In my case I needed to use the (?s) modifier to include newline characters in my extraction. My new and improved AD regex extraction is as follows:

(?s)(Group:.+Account Name:\s+)(?P<real_group_name>[^\n]+)
  • (?s)  Regex modifier indicating to include new lines
  • Group:  Section I am interested in. You can replace this with Member: if you’re interested in member account names instead
  • .+ match one or more of any character (including new line as indicated by modifier above)
  • Account Name:\s+ This is in conjuction with the previous two items to create a match that includes the section name and anything after that until the spaces after Account Name
  • [^\n]+ Match one or more characters that is not a new line (since you might have an account name with spaces.)

Finally! This is the regex I’ve been looking for.

 

Extract Active Directory Account Names in Splunk

I don’t really understand Microsoft’s rationale when it comes to log verbosity. I suppose too much information is better than not enough information, but that comes at the cost of making it difficult if you have to try and actually read the information.

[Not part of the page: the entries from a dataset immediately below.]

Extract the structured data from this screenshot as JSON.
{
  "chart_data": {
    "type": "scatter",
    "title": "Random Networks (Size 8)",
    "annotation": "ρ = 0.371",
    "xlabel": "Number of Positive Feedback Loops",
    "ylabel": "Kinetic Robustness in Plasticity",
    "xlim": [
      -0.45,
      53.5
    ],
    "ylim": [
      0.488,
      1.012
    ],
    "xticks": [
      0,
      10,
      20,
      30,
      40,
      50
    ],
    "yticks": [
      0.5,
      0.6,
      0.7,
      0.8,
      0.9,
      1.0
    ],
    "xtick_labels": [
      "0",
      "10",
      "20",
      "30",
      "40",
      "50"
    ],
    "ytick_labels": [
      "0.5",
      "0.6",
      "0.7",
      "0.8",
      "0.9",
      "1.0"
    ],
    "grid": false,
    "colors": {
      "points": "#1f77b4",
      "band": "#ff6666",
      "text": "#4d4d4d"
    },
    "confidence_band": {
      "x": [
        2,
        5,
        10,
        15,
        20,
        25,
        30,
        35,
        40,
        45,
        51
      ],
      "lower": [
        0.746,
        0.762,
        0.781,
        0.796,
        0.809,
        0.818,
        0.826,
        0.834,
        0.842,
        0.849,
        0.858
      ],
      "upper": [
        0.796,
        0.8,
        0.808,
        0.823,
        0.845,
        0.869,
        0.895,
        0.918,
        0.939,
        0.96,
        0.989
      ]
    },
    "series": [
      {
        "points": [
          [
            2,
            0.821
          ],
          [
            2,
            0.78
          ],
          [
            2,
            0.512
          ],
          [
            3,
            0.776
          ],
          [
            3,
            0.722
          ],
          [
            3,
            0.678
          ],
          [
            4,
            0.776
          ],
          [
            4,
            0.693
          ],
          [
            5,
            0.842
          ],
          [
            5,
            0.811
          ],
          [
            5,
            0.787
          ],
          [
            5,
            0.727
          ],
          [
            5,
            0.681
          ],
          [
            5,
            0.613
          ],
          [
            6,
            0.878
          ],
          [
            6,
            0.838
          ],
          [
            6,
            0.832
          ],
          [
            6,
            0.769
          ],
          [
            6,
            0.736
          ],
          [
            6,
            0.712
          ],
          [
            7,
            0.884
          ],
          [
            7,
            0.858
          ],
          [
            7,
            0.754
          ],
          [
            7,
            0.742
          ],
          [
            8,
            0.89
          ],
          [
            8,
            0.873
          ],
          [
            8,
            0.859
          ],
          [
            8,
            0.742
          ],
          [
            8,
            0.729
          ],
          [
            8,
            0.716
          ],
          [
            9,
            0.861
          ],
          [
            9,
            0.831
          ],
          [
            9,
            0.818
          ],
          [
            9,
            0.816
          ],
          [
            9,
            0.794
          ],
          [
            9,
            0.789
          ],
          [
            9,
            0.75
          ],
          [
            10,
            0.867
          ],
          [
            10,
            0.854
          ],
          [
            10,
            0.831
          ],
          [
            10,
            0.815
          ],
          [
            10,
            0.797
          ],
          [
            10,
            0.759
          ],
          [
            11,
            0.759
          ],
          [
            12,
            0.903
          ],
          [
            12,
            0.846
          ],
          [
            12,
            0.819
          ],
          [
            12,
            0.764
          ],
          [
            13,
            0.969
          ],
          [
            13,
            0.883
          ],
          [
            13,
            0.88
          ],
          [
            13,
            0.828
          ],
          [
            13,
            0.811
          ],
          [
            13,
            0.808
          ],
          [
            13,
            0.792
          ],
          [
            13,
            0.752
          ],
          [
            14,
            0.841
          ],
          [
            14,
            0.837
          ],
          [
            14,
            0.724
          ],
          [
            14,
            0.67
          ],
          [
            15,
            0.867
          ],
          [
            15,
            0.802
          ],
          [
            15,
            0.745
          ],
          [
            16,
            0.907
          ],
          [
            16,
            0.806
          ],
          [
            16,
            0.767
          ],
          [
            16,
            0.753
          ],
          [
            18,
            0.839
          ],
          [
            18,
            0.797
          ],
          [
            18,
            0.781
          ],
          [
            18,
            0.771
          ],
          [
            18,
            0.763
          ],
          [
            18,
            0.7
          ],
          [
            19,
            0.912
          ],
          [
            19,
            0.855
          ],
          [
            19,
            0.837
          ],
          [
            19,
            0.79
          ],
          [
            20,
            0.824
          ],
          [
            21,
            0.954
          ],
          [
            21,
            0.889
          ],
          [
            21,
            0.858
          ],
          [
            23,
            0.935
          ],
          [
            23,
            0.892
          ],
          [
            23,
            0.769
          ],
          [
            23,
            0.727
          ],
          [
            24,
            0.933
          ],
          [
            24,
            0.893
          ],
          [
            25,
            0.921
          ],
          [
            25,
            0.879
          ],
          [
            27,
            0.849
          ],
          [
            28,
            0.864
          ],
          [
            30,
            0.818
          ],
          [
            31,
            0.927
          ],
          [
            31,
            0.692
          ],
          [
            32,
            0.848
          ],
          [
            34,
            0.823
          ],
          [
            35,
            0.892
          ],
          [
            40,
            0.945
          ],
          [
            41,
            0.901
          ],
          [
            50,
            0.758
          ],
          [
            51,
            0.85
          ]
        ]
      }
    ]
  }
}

I’ve been trying to extract usernames from Active Directory controller logs and it turned out to be quite a pain. Why do the logs have more than one field with the same name? It confuses Splunk and seems to fly in the face of common sense and decency.. I will stop ranting now.

In my specific case, AD lockout logs have two Account Name fields, one for the controller and one for the user being locked out. I am interested only in the username and not the AD controller account name.  How do you tell Splunk to only include the second instance of Account Name?

The answer is to create a field extraction using negative lookahead (Thanks to this article which gave me the guidance I needed.) I had to tweak the regex to look for and exclude any matches ending in a dollar sign, as opposed to excluding dashes in the article’s example. My fine tuned regex statement is below:

Account Name:\s+(?!.+\$)(?P<FIELDNAME>\S+)

It looks for Account Name: followed by one or more spaces (there is excess spacing in the logs for some reason.) The real magic happens in the next bit – (?!.+\$)

  • Parenthesis group the expression together
  • ?! means negative lookahead – don’t include anything you find that matches the following regex
  • .+ – one or more characters
  • \$ – stop matching when you encounter a dollar sign

The second regex string is simply \S+ (one or more non-whitespace characters.)

Note this doesn’t satisfy all AD logs, just the ones I’m interested in (account lockouts – they all have a first Account Name ending in a dollar sign.)

The result of all this jargon and gnashing of teeth: clean Splunk logs revealing only what I want without excess information. Neat.


 

Update: I found an even better way to do this. The key is to use the regex modifier (?s) to include new lines. The better query is now this:

(?s)(<section name of the field you're interested in>:.+Account Name:\s+)(?P<real_group_name>[^\n]+)

A detailed explanation is located here.

Make stats in Splunk more meaningful with fillnull

I mentioned in my last post about a common issue that I have with the stats command: items with empty values are simply excluded from the results. What if you want to include those empty results with the stats command?

The solution, which I found here, is to use the fillnull command.

<search query> | fillnull value=”-” | stats count by <field(s) which contain empty values>

It’s that simple! Now instead of excluding empty results, they are included and display as a dash. Brilliant.